Foi assim: dias antes do 8 de Janeiro, eu
estava no restaurante Nido, no Leblon, e encontrei o publicitário Washington
Olivetto, que jantava noutra mesa. Conversávamos, quando nos abordou um senhor
de cerca de 60 anos, sotaque do Centro-Oeste, que estava numa terceira mesa. Os
dias eram tumultuados, preparava-se uma grande manifestação em Brasília de
apoio a Bolsonaro, derrotado por Lula na recente eleição presidencial.
O senhor nos reconheceu e puxou assunto.
Criticou a imprensa, disse que a eleição havia sido roubada e, indignado,
declarou:
— Mas isso vai acabar logo, logo, vocês vão ver.
Depois, começou a dar detalhes sobre a
manifestação do domingo, dizendo que ninguém aguentava mais a ditadura do
Supremo Tribunal Federal (STF) e o roubo das urnas eletrônicas. Que ônibus de
diversos lugares do país iam a Brasília para a manifestação. Parecia alterado,
atribuímos os excessos verbais à bebida e não demos bola para o intruso.
Dias depois, vi pela televisão as cenas de
barbárie, e logo me veio à mente a ameaça do fazendeiro que nos abordara
naquela noite no Leblon. Depois, sempre que nos encontrávamos, Olivetto e eu
nos gozávamos mutuamente. Estivéramos com um grande furo jornalístico nas mãos
e não aproveitamos. Agora que as investigações sobre a tentativa de golpe estão
atrás do “pessoal do agro”, me lembrei do episódio.
O tenente-coronel Mauro Cid, em sua delação
premiada, disse que o general Braga Netto enviara dinheiro vivo dentro de
caixas de vinho aos organizadores da marcha em Brasília. Era “o pessoal do
agro” que financiava o golpe, segundo Cid. Nosso interlocutor certamente foi um
dos que financiaram a logística do golpe, provavelmente no pagamento dos ônibus
de que nos falou naquela noite. Claro que “o pessoal do agro” é muito vago e
não representa toda a classe. Mas que o dinheiro, ou parte significativa dele,
veio de lá, isso veio, segundo as investigações, e minha experiência pessoal
confirma.
Essa será a parte mais importante das
investigações, pois desde o início sabia-se que não era possível manter aquelas
centenas, milhares de pessoas acampadas em frente ao Quartel-General do
Exército em Brasília, e a outros quartéis por diversos estados do país, sem que
por trás houvesse um esquema de financiamento graúdo. É preciso descobrir quem
financiou. É impressionante como oficiais de alta patente não tiveram condições
políticas de impedir os tais acampamentos, onde vários crimes foram planejados e
executados.
Claro que a falta de repressão enviava aos
amotinados a mensagem de que estava tudo sob controle. Sobre isso, nenhum
oficial com quem conversei nesses muitos meses depois do quebra-quebra de 8 de
janeiro de 2023 soube me explicar por que não foi proibido o acampamento em
frente ao Forte Apache, em Brasília. Uns falam em preservar a liberdade de
manifestação; outros, que a retirada à força poderia provocar uma convulsão.

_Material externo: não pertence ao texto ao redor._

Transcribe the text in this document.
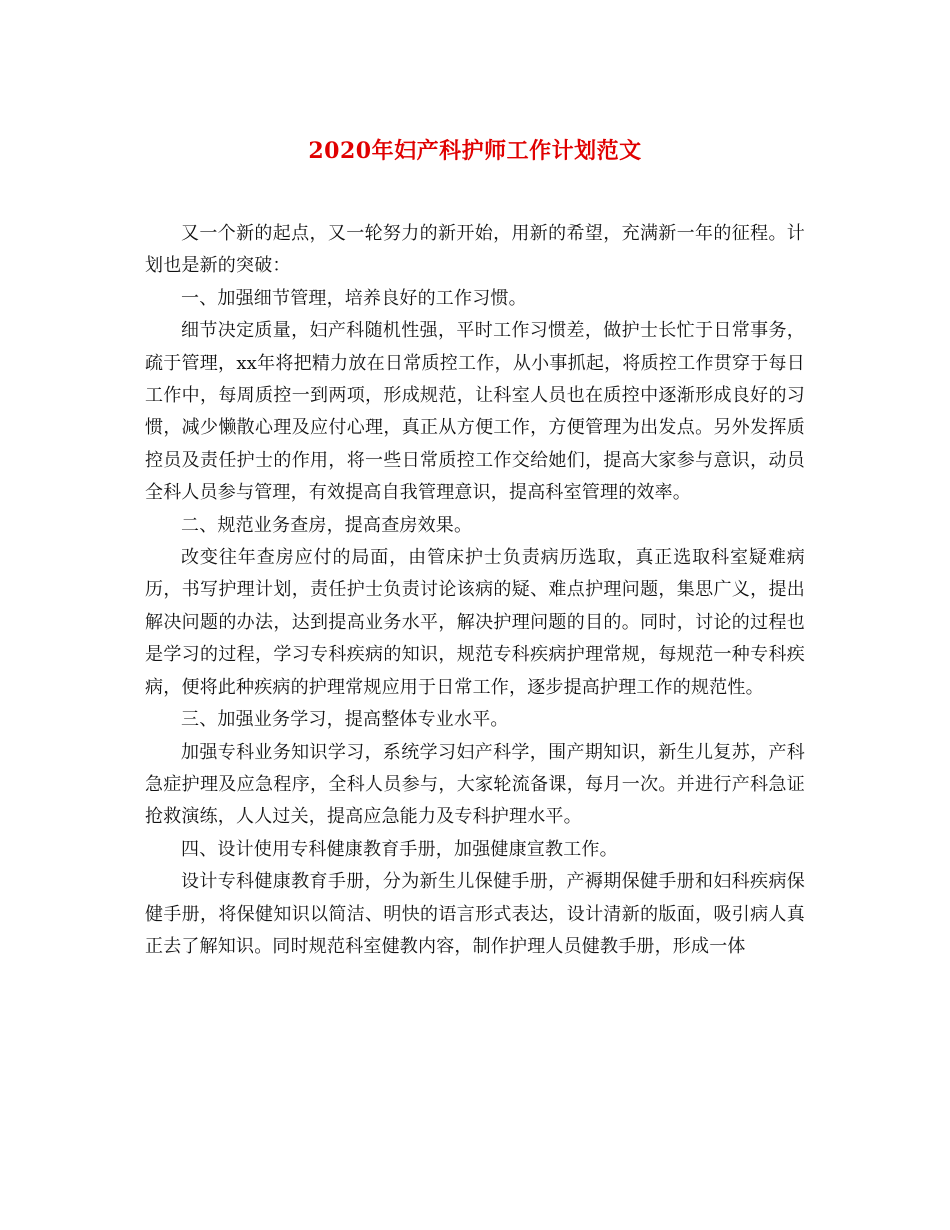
2020年妇产科护师工作计划范文

又一个新的起点，又一轮努力的新开始，用新的希望，充满新一年的征程。计划也是新的突破：

一、加强细节管理，培养良好的工作习惯。

细节决定质量，妇产科随机性强，平时工作习惯差，做护士长忙于日常事务，疏于管理，xx年将把精力放在日常质控工作，从小事抓起，将质控工作贯穿于每日工作中，每周质控一到两项，形成规范，让科室人员也在质控中逐渐形成良好的习惯，减少懒散心理及应付心理，真正从方便工作，方便管理为出发点。另外发挥质控员及责任护士的作用，将一些日常质控工作交给她们，提高大家参与意识，动员全科人员参与管理，有效提高自我管理意识，提高科室管理的效率。

二、规范业务查房，提高查房效果。

改变往年查房应付的局面，由管床护士负责病历选取，真正选取科室疑难病历，书写护理计划，责任护士负责讨论该病的疑、难点护理问题，集思广义，提出解决问题的办法，达到提高业务水平，解决护理问题的目的。同时，讨论的过程也是学习的过程，学习专科疾病的知识，规范专科疾病护理常规，每规范一种专科疾病，便将此种疾病的护理常规应用于日常工作，逐步提高护理工作的规范性。

三、加强业务学习，提高整体专业水平。

加强专科业务知识学习，系统学习妇产科学，围产期知识，新生儿复苏，产科急症护理及应急程序，全科人员参与，大家轮流备课，每月一次。并进行产科急证抢救演练，人人过关，提高应急能力及专科护理水平。

四、设计使用专科健康教育手册，加强健康宣教工作。

设计专科健康教育手册，分为新生儿保健手册，产褥期保健手册和妇科疾病保健手册，将保健知识以简洁、明快的语言形式表达，设计清新的版面，吸引病人真正去了解知识。同时规范科室健教内容，制作护理人员健教手册，形成一体
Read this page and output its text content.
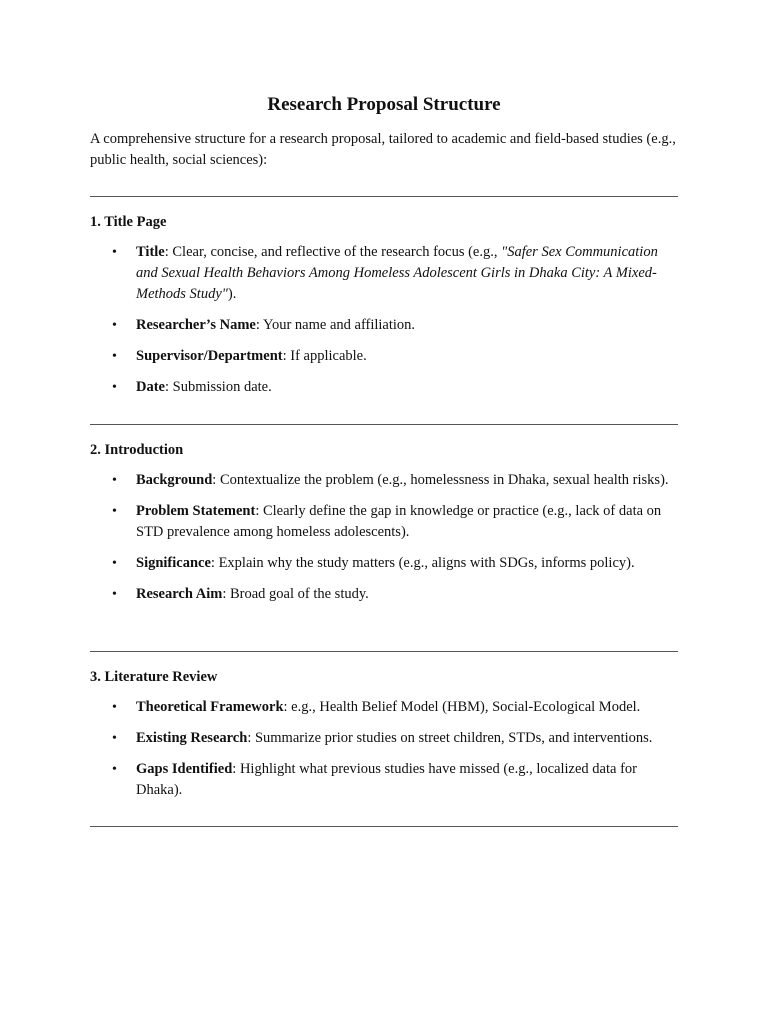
Research Proposal Structure

A comprehensive structure for a research proposal, tailored to academic and field-based studies (e.g., public health, social sciences):

1. Title Page
• Title: Clear, concise, and reflective of the research focus (e.g., "Safer Sex Communication and Sexual Health Behaviors Among Homeless Adolescent Girls in Dhaka City: A Mixed-Methods Study").
• Researcher’s Name: Your name and affiliation.
• Supervisor/Department: If applicable.
• Date: Submission date.
2. Introduction
• Background: Contextualize the problem (e.g., homelessness in Dhaka, sexual health risks).
• Problem Statement: Clearly define the gap in knowledge or practice (e.g., lack of data on STD prevalence among homeless adolescents).
• Significance: Explain why the study matters (e.g., aligns with SDGs, informs policy).
• Research Aim: Broad goal of the study.
3. Literature Review
• Theoretical Framework: e.g., Health Belief Model (HBM), Social-Ecological Model.
• Existing Research: Summarize prior studies on street children, STDs, and interventions.
• Gaps Identified: Highlight what previous studies have missed (e.g., localized data for Dhaka).
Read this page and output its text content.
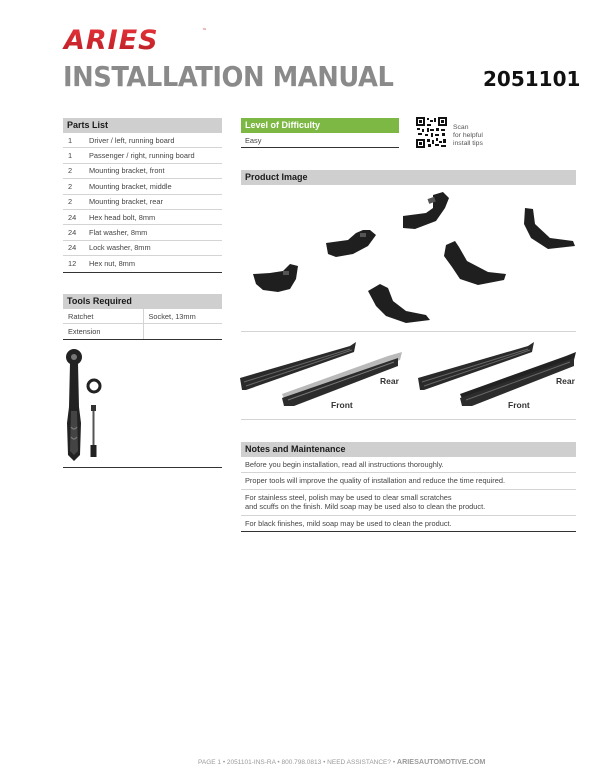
ARIES	™
INSTALLATION MANUAL	2051101
Parts List
1	Driver / left, running board
1	Passenger / right, running board
2	Mounting bracket, front
2	Mounting bracket, middle
2	Mounting bracket, rear
24	Hex head bolt, 8mm
24	Flat washer, 8mm
24	Lock washer, 8mm
12	Hex nut, 8mm
Tools Required
Ratchet	Socket, 13mm
Extension
Level of Difficulty
Easy
Scan
for helpful
install tips
Product Image
Rear
Front
Rear
Front
Notes and Maintenance
Before you begin installation, read all instructions thoroughly.
Proper tools will improve the quality of installation and reduce the time required.
For stainless steel, polish may be used to clear small scratches
and scuffs on the finish. Mild soap may be used also to clean the product.
For black finishes, mild soap may be used to clean the product.
PAGE 1 • 2051101-INS-RA • 800.798.0813 • NEED ASSISTANCE? • ARIESAUTOMOTIVE.COM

Mas jamais deixariam que acontecesse, nem naquele, nem em outros locais
semelhantes, manifestações de apoio a Lula. Acampamentos do MST em frente ao
Forte Apache? Seria uma afronta.
Nenhuma dessas manifestações deveria ser permitida. A impressão de que estavam sob a proteção do Exército e de que a leniência significava que, na hora H, o Exército apoiaria a ação dos acampados era claramente alimentada. É preciso saber quem financiou, mas também quem negligenciou com objetivos políticos.